J’aurais pu titrer "J’accuse !", mais faisons simple, "ça c’est vrai ça !", lançait la mère Denis dans un célèbre spot publicitaire pour une marque de machines à laver ; "ça c’est vrai ça !" avec une telle force et sincérité que cela ne pouvait qu’être vrai ; "ça c’est vrai ça !", dit aujourd’hui la Cour de cassation pour la culpabilité "évidente" de Guillaume Seznec. Ce ton humoristique un peu noir ne sera pas blanchi par l’auteur de cet article tant que la vérité sera confondue avec l’évidence proclamée et tant que la France sera le pays où aucun condamné n’a jamais été blanchi après son décès. Toujours dans le même ton, je dirai donc que Denis Seznec sort lessivé de cette vie consacrée depuis l’enfance à la réhabilitation de son grand-père. Et même si des vedettes roulent pour l’amer Denis, ce dernier n’amasse pas mousse. Oui, la marque de machines à laver en question est nommée ici subliminalement mais ici, cessons de rire charmante Elvire...

Je dis que les évidences ont besoin d’être démontrées et j’accuse -oui, j’accuse- ceux qui se contentent de telles apparences au nom d’une certaine tranquillité de la justice et pour, paraît-il, prévenir la valeur d’exemple d’un cas de réhabilitation. Je dis : "Foutaises !" On se moque du peuple, alors que la justice, dit la Constitution, est rendue "au nom du peuple" ! Et que dit-il, le peuple ? L’entendez-vous, Mesdames et Messieurs les juges de la Cour de cassation, sous les lambris de vos palais ?

Le peuple dit : "C’est assez de souffrance !"

"Vingt-trois disparus, suicidés et assassinés" dans une famille meurtrie par l’injustice. Quatre-vingts annnées de lutte en réhabilitation de la famille, des proches, des défenseurs, d’une large partie de l’opinion publique. Un petit-fils, Denis Seznec, qui apprendra la mort de son grand-père avec cinq années de retard. Denis Seznec avait douze ans et demi, et se sentit alors investi d’une mission pour la réhabilitation de son grand-père. Il faut dire qu’on lui avait caché la mort de son grand-père. Rappelons aussi que Denis n’a quasiment pas connu son père qui a été tué en octobre 1948 par son épouse. (Elle sera acquittée à l’unanimité car le mari était très violent).

Le peuple dit : "Il faut appliquer la loi votée par ses représentants ! "

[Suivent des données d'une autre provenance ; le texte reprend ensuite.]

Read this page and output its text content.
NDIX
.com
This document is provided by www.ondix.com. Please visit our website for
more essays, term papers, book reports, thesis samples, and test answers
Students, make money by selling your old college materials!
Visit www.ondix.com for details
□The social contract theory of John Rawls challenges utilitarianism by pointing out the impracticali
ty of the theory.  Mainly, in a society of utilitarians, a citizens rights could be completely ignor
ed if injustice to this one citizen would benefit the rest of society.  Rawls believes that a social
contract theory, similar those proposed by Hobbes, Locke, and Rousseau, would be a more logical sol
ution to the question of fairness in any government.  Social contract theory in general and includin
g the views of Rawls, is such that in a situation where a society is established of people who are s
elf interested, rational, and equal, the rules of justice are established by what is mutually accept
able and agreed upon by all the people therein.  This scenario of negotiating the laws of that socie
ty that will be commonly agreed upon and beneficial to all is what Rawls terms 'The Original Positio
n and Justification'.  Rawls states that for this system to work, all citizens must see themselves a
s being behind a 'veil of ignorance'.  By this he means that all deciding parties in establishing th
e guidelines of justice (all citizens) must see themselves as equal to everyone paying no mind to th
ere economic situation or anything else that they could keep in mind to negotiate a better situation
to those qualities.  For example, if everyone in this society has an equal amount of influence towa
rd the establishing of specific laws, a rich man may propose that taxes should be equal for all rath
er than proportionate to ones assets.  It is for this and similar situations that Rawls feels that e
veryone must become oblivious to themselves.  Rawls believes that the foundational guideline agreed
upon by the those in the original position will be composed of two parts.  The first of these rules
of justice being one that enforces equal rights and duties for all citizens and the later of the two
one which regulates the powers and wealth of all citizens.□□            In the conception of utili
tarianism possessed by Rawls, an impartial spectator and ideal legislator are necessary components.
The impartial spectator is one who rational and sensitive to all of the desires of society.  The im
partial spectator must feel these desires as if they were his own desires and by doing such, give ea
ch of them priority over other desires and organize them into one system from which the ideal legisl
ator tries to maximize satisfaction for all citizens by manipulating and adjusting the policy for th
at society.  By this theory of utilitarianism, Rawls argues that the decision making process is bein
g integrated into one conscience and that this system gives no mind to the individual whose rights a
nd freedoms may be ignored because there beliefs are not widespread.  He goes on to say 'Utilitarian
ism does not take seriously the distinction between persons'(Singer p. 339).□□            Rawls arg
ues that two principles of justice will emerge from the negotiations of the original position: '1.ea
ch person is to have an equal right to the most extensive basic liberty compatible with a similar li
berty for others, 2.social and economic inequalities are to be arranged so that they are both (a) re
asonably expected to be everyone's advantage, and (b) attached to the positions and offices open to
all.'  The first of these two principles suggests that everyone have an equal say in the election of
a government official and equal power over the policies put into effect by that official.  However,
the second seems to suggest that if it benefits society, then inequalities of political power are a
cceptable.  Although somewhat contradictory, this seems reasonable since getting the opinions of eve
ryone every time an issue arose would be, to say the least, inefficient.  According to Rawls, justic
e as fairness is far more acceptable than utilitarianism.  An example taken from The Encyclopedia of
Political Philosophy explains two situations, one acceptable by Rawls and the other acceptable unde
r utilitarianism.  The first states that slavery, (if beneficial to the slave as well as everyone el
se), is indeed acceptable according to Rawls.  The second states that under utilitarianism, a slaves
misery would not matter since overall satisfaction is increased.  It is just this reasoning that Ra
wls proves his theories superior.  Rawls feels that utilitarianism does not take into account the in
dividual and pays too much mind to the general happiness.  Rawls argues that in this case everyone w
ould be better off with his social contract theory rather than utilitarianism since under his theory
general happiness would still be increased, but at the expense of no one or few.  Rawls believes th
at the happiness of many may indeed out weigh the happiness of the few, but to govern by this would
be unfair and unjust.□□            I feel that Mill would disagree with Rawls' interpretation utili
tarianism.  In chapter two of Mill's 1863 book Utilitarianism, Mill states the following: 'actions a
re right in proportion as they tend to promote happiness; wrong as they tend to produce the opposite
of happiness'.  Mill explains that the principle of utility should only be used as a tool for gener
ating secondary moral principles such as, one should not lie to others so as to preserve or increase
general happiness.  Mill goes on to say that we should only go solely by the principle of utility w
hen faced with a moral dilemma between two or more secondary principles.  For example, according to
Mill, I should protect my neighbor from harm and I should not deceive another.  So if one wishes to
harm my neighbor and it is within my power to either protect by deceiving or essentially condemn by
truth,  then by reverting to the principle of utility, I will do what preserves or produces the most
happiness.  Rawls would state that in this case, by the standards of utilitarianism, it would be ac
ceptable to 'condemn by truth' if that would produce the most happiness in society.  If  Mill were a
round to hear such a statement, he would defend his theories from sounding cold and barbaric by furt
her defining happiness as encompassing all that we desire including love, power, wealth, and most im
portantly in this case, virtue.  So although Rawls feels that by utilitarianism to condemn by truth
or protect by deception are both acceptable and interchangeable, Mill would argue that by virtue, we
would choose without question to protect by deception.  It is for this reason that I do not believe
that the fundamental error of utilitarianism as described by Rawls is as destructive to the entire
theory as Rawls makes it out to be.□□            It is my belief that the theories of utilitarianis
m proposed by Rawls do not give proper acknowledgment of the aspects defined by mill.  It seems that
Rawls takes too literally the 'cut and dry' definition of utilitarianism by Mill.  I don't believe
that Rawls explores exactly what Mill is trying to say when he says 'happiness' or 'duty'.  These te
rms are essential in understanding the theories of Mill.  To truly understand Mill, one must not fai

Le Code de procédure pénale a été légalement modifié par la loi du 23 juin 1989, laquelle a prévu que la révision d’une décision pénale peut désormais être demandée lorsque... " après une condamnation vient à se produire ou à se révéler un fait nouveau ou un élément inconnu de la juridiction au jour du procès, de nature à faire naître un doute sur la culpabilité du condamné" (article 622.4°).

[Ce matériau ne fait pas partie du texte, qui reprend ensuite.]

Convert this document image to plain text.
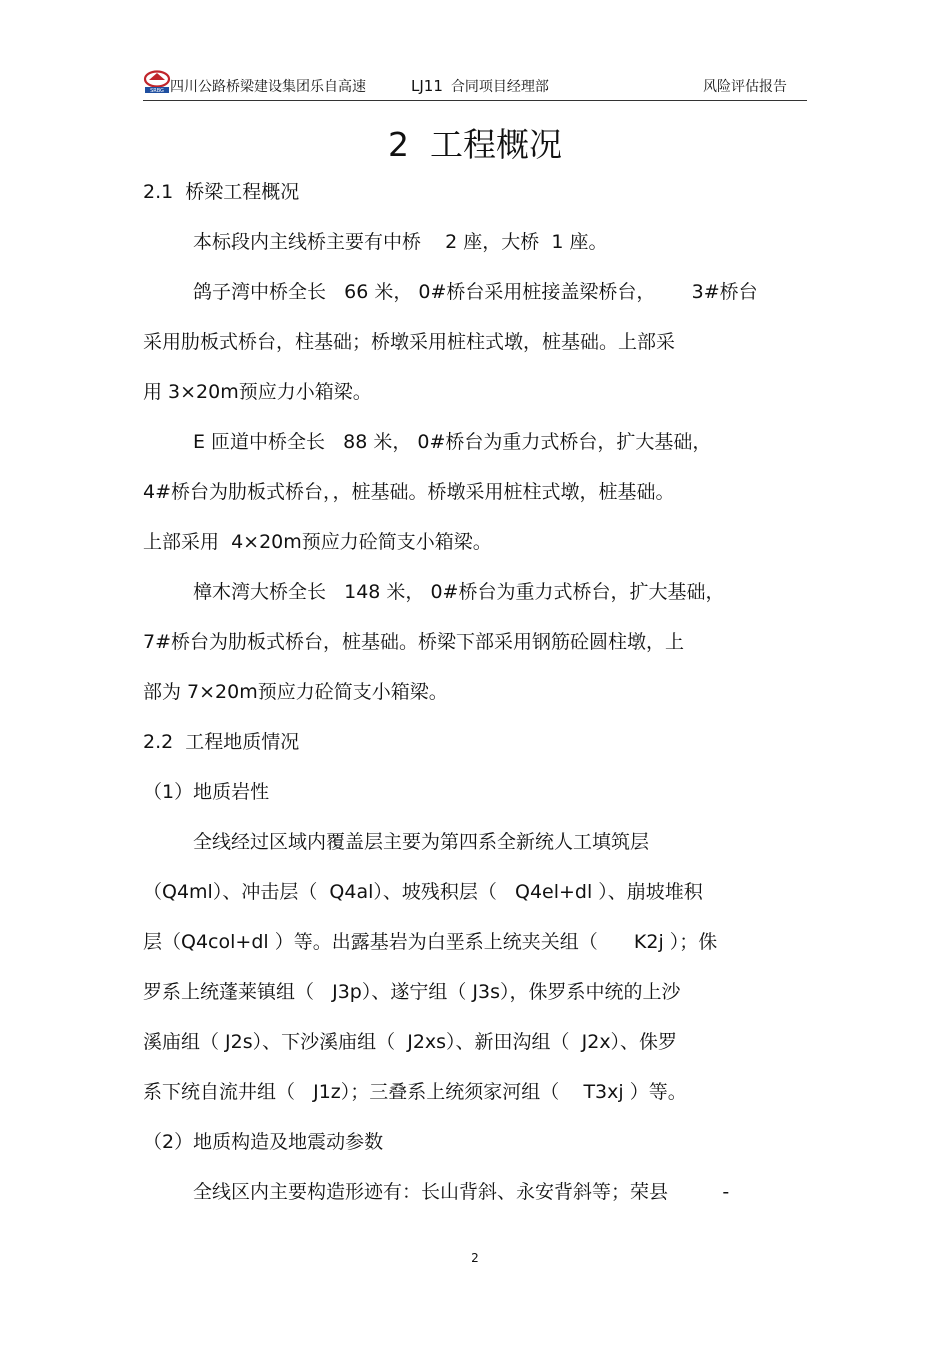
SRBG 四川公路桥梁建设集团乐自高速	LJ11 合同项目经理部	风险评估报告
2  工程概况
2.1  桥梁工程概况
本标段内主线桥主要有中桥    2 座，大桥  1 座。
鸽子湾中桥全长   66 米， 0#桥台采用桩接盖梁桥台，      3#桥台
采用肋板式桥台，柱基础；桥墩采用桩柱式墩，桩基础。上部采
用 3×20m预应力小箱梁。
E 匝道中桥全长   88 米， 0#桥台为重力式桥台，扩大基础，
4#桥台为肋板式桥台，，桩基础。桥墩采用桩柱式墩，桩基础。
上部采用  4×20m预应力砼简支小箱梁。
樟木湾大桥全长   148 米， 0#桥台为重力式桥台，扩大基础，
7#桥台为肋板式桥台，桩基础。桥梁下部采用钢筋砼圆柱墩，上
部为 7×20m预应力砼简支小箱梁。
2.2  工程地质情况
（1）地质岩性
全线经过区域内覆盖层主要为第四系全新统人工填筑层
（Q4ml）、冲击层（  Q4al）、坡残积层（   Q4el+dl ）、崩坡堆积
层（Q4col+dl ）等。出露基岩为白垩系上统夹关组（      K2j ）；侏
罗系上统蓬莱镇组（   J3p）、遂宁组（ J3s），侏罗系中统的上沙
溪庙组（ J2s）、下沙溪庙组（  J2xs）、新田沟组（  J2x）、侏罗
系下统自流井组（   J1z）；三叠系上统须家河组（    T3xj ）等。
（2）地质构造及地震动参数
全线区内主要构造形迹有：长山背斜、永安背斜等；荣县         -
2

Le peuple exige qu’on respecte la Déclaration des droits de l’homme et du citoyen !

Son préambule est, Mesdames et Messieurs les juges de la Cour de cassation : " Les représentants du peuple français, constitués en Assemblée nationale, considérant que l’ignorance, l’oubli ou le mépris des droits de l’homme sont les seules causes des malheurs publics et de la corruption des gouvernements, ont résolu d’exposer, dans une déclaration solennelle, les droits naturels, inaliénables et sacrés de l’homme (...)" Ce qui signifie, Mesdames et Messieurs les juges de la Cour de cassation, que la présomption d’innocence prévaut. Voltaire le disait. Le peuple le redit ! Etes-vous donc insensibles, Mesdames et Messieurs les magistrats, à cette coïncidence de dates ? (Déclaration des droits de l’homme le 26 août 1789, loi autorisant la révision des décisions pénales injustes du 23 juin 1989 : deux siècles presque exactement séparent ces deux évènements !) J’en doute car les principes s’égarent dans les couloirs judiciaires autant que dans les arcanes de la politique... Il faut être bien méprisant et bien éloigné du peuple au nom duquel vous rendez la justice, pour flétrir les témoignages apportés à l’affaire de l’igonominieuse étiquette de caducité, de subjectivité et d’autres subtilités judiciaires. Et pour négliger que, dans cette affaire, l’objet du crime (le corps) n’a jamais été retrouvé, que le mobile a été créé de toute pièce, que de nombreux faits nouveaux sont apparus depuis 1924 mais pas assez nouveaux, selon votre jugement. Alors qu’il fallait apprécier le caractère nouveau des faits au regard de cette date.

Bonny ment !

L’inspecteur Pierre Bonny, inspecteur stagiaire, âgé de vingt-huit ans, qui a mené l’enquête, a été révoqué de la police en juin 1935 puis condamné à mort et fusillé à la Libération en raison de son rôle au sein d’une organisation supplétive de la Gestapo. Que faites-vous des aveux de cet ignoble personnage qui s’est accusé -avant d’être exécuté en 1944- d’avoir fait mettre à mort, en 1934, le conseiller Prince, selon la volonté du pouvoir en place, et d’avoir fait désigner de faux coupables ? "Brouiller les pistes, c’est facile... Maquiller les preuves, c’est enfantin", expliqua-t-il à son fils. Il dira à son fils que Seznec était innocent et que celui-ci était au bagne depuis plus de vingt ans "par ma faute". Entre cet homme infâme et Guillaume Seznec condamné sur de simples présomptions, quel choix faites-vous donc ? Vous vous trompez d’ennemi ! Le peuple ainsi que la patrie réclament la réhabilitation de l’innocent, dont la famille a été salie à perpétuité, et l’accusation du traître qui a maquillé les faits.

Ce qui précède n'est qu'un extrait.